After about seven months
of working on my family tree, I decided it was time to see what I could find
out about my grandmother’s side of the family. Nana was born Elizabeth Coleman, the fourth child of Daniel Coleman and
Elizabeth (Lizzie) O’Leary. Daniel was
a merchant sailor who eventually became a ship’s captain, and, according to
family lore, his father John Coleman was a lighthouse keeper in Kinsale,
Ireland. Lizzie O’Leary was born in
Ballincollig, Ireland and was about 10 years younger than Daniel. Again according to family lore, Lizzie’s
brother was a schoolteacher who worked with Daniel’s sister Margaret and they
were introduced to each other via their siblings. The story also goes that Daniel courted Lizzie for about 10 years
before they were married. According to
census records I found, Daniel was living in San Francisco by 1900 and Lizzie
joined him there in 1904. I found a
record of their marriage license in the San Francisco Call dated July
12, 1904 (which is also how I learned my great grandmother went by the name
“Lizzie”.) I’m not certain where in San
Francisco Lizzie and Daniel were married, but again going on family lore, think
it was St. Phillip’s.
According to the stories
told by Aunt Margaret (Nana's sister), Lizzie had two brothers and two sisters and she was in the
middle. Her older sister Ellen married
a Mr. Ford, younger sister Polly remained in Ireland. Her older brother (name unknown) was the schoolteacher who
introduced her to Daniel and her younger brother Jeremiah fought in World War I
and died shortly thereafter while living with Lizzie and Daniel when they were
in New Jersey.
That was everything I knew
when I started out looking in to the O’Leary side of the family tree. As I’ve mentioned earlier, I was recently
contacted by one of my father’s Coleman cousins who is also looking into the
family tree, and her questions about what I knew prompted me to do two things:
(1) ask if she knew the names of Lizzie’s parents and (2) dig up some of my
notes. I was delighted when she
responded with the names of my great great grandparents – Jeremiah O’Leary and
Mary O’Looney. (O’Looney? Well, that certainly explains a few things
about the family!) That will help a
bunch in trying to dig up some records from Ireland.
Getting in to my notes,
one I found was an email I’d sent to my mother several months ago asking about
digging in to her wedding invitation list to see if there were any relatives on
Dad’s side of the family that I should look in to. I called Mom to ask if I could come over and look for the
list. Mom said she didn’t think she had
a list of who she invited to her wedding, but I knew I had seen one several
years ago when I was putting together a scrapbook for her and my father’s 40th
wedding anniversary.
I went over to my parents’
house and Mom was convinced that there was no such list, but she’d help me go
through some of the boxes she had stored in the closet of my old bedroom. We pulled out the boxes that looked most
likely to have what I was looking for – the repurposed shoe and gift boxes –
rather than the nice photo boxes. The
first couple of boxes didn’t have what I was looking for, but the third box I
opened had a repurposed plastic bag that was filled with cards. I pulled one out and it was a congratulatory
card for my parents’ wedding; other cards were responses to the wedding
invitation. Okay, maybe what I
remembered finding was this bag of cards and not a list of names. I started digging through the cards and
asking Mom who people were for names I didn’t recognize. I soon found a card from a Mrs. Dennis
O’Leary who lived in Burlingame. Bingo! When I spoke to another
of my father’s cousins a few months ago, she mentioned visiting “some O’Leary
cousins in Burlingame.” I set that card
aside and kept digging through the bag. A few more cards came out that my mom identified as “someone your dad
invited” and I set those aside too. Towards the bottom of the bag I pulled out several sheets of paper. A-ha!

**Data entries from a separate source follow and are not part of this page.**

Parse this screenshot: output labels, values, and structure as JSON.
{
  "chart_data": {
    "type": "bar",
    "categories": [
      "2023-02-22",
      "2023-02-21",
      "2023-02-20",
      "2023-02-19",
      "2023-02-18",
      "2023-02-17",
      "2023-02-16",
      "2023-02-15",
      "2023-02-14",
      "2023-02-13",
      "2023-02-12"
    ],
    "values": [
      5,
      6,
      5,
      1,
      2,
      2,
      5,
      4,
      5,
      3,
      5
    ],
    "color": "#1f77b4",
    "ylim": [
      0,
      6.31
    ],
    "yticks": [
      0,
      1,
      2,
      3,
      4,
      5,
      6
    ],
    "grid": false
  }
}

I’d found it, the invitation list I had remembered seeing a few years
ago. The reason my mom didn’t remember
it was because it wasn’t the list of everyone invited to their wedding, but the
list that Nana had given her for Dad’s side of the family! Woo hoo! This was exactly the kind of thing I was looking for. There were actually two versions of the list
– one that Nana had written out by hand (that also had hand written notes by my
mother and someone else – either my father or his older brother from the
handwriting) and one that was typed up. There were also a couple of other, shorter lists, but those names were
mostly family friends.
I scanned over the list
and noted the first page was mostly names I knew – Nana’s brother and sisters
and their families and a couple of family friends. Page two had a couple of interesting names – Mr. & Mrs. A.
Ford and Mr. & Mrs. J. Ford. These
should be Ellen’s sons, Nana’s first cousins. I also had the address for Mrs. Catherine Dwyer who was not a relative
from my mother’s side of the family, but a cousin of Nana’s. Three names of people I knew to be Nana’s
cousins, complete with addresses for 1965. Woo hoo a place to start searching!